TENTATION DE TRAHISON
Jb 13, 1-16
Mercredi Saint - Célébration pénitencielle de réconciliation - année C ( 11 avril 2001)
Homélie du Frère Jean-François NOEL
Je suis confronté, et peut-être que nous sommes également confrontés, dans chaque Carême à notre impossibilité de trouver le moyen de suivre Jésus par nous-mêmes. C'est vrai que le Carême nous permet de redessiner ce qu'est Dieu, face à cette faiblesse. Au fond, il faut abandonner même l'envie de lui plaire et chercher davantage ce qu'il est, sa personne, sa force. Et j'ai eu envie ce soir, avant d'avoir envie de me réconcilier avec vous et avec Lui, et de vous inviter à cette réconciliation, de convoquer les plus audacieux de l'Écriture, ceux qui ont osé penser qu'on pouvait dire à Dieu le pire, et que Dieu ne bougerait pas. Je me fais le porte-parole de ceux qui ne sont pas là ce soir, de ceux qui se sont éloignés de Dieu par déception. Après tout, si nous sommes envoyés ici en ambassade de réconciliation, ce n'est pas simplement pour nous, mais c'est au nom du salut du monde et de la Gloire.
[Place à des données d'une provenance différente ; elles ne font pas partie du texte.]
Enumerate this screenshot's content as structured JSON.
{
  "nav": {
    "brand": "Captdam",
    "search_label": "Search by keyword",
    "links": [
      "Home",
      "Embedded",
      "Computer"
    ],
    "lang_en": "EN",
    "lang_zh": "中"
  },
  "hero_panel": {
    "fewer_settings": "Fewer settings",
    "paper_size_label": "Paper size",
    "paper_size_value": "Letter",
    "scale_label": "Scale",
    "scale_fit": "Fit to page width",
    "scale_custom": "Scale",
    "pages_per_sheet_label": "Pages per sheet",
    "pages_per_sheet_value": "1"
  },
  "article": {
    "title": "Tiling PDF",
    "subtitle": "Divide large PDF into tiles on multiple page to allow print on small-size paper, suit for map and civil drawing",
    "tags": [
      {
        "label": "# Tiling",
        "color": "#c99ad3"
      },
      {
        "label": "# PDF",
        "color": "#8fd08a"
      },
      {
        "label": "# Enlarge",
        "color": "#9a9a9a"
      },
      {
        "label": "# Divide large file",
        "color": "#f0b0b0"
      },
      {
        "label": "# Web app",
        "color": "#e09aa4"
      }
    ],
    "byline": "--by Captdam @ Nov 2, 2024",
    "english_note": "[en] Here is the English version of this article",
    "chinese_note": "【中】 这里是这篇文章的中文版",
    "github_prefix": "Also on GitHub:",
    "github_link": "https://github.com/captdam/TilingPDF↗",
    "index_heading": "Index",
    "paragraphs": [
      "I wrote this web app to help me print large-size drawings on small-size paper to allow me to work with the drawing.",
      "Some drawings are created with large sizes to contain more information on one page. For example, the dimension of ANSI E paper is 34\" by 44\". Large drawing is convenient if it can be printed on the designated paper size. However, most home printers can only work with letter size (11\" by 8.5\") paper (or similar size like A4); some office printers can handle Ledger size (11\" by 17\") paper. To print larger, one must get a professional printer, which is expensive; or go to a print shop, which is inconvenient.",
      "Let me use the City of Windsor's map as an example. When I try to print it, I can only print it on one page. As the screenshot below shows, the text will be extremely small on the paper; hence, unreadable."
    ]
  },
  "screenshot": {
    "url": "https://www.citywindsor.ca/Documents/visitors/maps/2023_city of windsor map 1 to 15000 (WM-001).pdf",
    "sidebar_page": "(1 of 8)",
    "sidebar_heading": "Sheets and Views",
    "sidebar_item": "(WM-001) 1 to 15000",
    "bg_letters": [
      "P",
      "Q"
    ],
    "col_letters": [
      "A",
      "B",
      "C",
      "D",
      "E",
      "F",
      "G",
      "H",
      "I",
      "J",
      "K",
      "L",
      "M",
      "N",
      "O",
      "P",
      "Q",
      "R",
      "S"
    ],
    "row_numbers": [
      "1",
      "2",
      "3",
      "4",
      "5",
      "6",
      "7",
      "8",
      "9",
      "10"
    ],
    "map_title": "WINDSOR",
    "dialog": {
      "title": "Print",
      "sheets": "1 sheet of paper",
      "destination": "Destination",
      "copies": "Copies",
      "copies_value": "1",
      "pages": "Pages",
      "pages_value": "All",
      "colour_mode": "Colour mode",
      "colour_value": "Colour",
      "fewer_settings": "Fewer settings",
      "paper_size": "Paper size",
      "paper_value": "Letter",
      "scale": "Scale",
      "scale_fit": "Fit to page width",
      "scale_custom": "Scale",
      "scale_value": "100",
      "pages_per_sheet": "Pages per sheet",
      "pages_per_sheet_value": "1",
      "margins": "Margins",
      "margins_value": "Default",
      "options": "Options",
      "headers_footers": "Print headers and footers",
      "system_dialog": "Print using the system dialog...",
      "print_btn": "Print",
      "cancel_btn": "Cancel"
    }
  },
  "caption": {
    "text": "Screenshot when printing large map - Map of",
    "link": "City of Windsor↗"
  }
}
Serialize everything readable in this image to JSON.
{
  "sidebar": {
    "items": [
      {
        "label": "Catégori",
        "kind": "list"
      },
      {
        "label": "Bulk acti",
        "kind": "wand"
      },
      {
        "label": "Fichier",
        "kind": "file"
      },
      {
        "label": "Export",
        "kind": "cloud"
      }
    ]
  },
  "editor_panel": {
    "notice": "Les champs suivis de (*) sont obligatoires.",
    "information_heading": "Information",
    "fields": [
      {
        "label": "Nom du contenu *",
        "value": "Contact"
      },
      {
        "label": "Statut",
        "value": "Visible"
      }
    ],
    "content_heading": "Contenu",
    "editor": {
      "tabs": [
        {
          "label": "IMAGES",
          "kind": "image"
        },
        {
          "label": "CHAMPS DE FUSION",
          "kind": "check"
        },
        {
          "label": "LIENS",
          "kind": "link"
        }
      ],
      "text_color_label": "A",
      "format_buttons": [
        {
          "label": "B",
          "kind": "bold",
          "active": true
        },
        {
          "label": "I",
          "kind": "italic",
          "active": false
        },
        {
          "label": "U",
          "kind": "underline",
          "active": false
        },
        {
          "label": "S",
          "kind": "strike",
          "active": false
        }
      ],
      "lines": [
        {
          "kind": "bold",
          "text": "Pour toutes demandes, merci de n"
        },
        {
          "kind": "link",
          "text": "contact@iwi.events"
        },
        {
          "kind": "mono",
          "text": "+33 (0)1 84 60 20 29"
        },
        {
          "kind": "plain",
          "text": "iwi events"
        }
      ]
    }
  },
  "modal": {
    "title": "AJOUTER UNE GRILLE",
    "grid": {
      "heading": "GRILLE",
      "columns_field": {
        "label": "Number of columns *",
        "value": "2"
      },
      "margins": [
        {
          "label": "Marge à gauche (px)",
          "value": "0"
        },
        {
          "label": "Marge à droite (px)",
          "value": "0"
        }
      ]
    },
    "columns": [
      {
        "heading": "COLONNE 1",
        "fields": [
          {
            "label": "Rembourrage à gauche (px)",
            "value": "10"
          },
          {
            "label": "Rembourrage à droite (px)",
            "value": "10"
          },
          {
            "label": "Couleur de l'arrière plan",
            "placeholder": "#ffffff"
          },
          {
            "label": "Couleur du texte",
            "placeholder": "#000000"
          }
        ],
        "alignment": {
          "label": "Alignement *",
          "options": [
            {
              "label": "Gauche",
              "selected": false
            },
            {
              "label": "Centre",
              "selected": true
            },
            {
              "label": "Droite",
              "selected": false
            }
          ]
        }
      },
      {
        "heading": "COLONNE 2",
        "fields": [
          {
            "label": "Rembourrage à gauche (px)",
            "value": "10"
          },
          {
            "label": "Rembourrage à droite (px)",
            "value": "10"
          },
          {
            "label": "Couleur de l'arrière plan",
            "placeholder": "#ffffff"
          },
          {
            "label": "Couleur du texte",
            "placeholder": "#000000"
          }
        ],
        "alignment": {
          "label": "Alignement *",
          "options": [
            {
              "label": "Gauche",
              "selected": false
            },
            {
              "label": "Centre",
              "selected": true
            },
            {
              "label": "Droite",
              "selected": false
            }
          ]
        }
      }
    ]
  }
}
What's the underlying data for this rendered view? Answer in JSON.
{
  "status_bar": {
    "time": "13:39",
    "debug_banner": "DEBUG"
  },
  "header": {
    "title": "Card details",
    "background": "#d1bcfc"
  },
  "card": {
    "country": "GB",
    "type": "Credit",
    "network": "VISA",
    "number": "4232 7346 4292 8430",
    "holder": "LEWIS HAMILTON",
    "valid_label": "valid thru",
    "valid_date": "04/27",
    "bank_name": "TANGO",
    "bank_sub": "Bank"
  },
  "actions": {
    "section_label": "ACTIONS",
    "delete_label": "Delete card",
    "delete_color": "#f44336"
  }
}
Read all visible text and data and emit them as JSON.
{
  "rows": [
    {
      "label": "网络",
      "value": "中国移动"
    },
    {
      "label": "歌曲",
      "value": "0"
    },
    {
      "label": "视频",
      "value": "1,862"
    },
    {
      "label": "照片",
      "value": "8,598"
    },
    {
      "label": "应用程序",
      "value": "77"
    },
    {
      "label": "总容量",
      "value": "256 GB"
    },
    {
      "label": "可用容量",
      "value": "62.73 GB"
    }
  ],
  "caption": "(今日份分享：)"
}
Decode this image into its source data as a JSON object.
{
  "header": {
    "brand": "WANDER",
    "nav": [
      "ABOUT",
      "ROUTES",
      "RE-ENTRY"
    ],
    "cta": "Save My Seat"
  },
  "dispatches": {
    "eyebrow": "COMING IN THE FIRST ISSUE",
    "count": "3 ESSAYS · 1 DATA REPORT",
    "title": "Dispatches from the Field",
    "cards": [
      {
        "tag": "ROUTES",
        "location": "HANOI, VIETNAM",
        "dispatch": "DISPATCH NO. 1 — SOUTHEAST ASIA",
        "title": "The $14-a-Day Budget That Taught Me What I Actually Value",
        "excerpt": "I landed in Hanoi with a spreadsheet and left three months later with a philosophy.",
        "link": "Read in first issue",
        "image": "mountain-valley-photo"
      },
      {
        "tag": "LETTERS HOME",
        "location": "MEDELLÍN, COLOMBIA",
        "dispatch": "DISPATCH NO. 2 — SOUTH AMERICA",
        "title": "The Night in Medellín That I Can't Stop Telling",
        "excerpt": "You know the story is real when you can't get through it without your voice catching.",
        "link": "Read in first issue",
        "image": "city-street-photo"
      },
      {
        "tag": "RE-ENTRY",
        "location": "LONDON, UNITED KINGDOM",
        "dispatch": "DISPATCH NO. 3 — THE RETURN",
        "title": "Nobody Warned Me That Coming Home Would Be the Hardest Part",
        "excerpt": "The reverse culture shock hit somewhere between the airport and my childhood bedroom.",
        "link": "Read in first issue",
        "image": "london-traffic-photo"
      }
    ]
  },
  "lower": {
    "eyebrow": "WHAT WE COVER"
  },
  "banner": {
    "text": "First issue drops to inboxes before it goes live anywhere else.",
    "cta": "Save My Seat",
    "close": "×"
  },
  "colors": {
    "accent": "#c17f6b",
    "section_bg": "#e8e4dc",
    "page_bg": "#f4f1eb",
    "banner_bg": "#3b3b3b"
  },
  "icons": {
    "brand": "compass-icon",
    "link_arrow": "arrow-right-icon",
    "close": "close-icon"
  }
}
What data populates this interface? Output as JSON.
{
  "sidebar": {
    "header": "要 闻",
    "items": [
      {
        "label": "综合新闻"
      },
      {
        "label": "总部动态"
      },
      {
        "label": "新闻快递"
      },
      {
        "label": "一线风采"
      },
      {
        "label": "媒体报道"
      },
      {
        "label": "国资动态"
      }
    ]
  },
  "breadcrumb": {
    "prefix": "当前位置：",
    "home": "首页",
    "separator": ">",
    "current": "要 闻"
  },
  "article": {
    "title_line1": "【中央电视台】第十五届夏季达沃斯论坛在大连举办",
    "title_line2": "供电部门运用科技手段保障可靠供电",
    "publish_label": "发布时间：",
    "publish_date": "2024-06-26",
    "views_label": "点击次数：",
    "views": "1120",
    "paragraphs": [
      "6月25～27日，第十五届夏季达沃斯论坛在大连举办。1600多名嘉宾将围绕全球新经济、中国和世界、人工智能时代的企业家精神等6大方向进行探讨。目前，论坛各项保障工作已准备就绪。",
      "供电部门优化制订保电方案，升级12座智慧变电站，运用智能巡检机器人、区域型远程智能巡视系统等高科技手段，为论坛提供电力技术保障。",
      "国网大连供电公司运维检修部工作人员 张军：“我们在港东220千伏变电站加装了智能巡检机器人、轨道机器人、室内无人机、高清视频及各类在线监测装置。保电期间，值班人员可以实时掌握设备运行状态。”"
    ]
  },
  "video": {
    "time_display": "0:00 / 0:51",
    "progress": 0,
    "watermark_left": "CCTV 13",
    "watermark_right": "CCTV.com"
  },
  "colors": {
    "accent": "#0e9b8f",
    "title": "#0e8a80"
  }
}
Donc nous devons porter ici devant Dieu, ceux qui ne sont pas rentrés, ceux qui ne rentreront plus parce qu'ils ne peuvent plus, parce qu'ils ne veulent plus, les déçus. Pas les déçus de la vie, ni les blessés de la vie, nous en sommes tous, mais les déçus de Dieu. Ceux qui l'ont interrogé, ceux qui ont voulu l'approcher, et qui n'ont pas obtenu comme Job, et surtout comme Judas, de réponse.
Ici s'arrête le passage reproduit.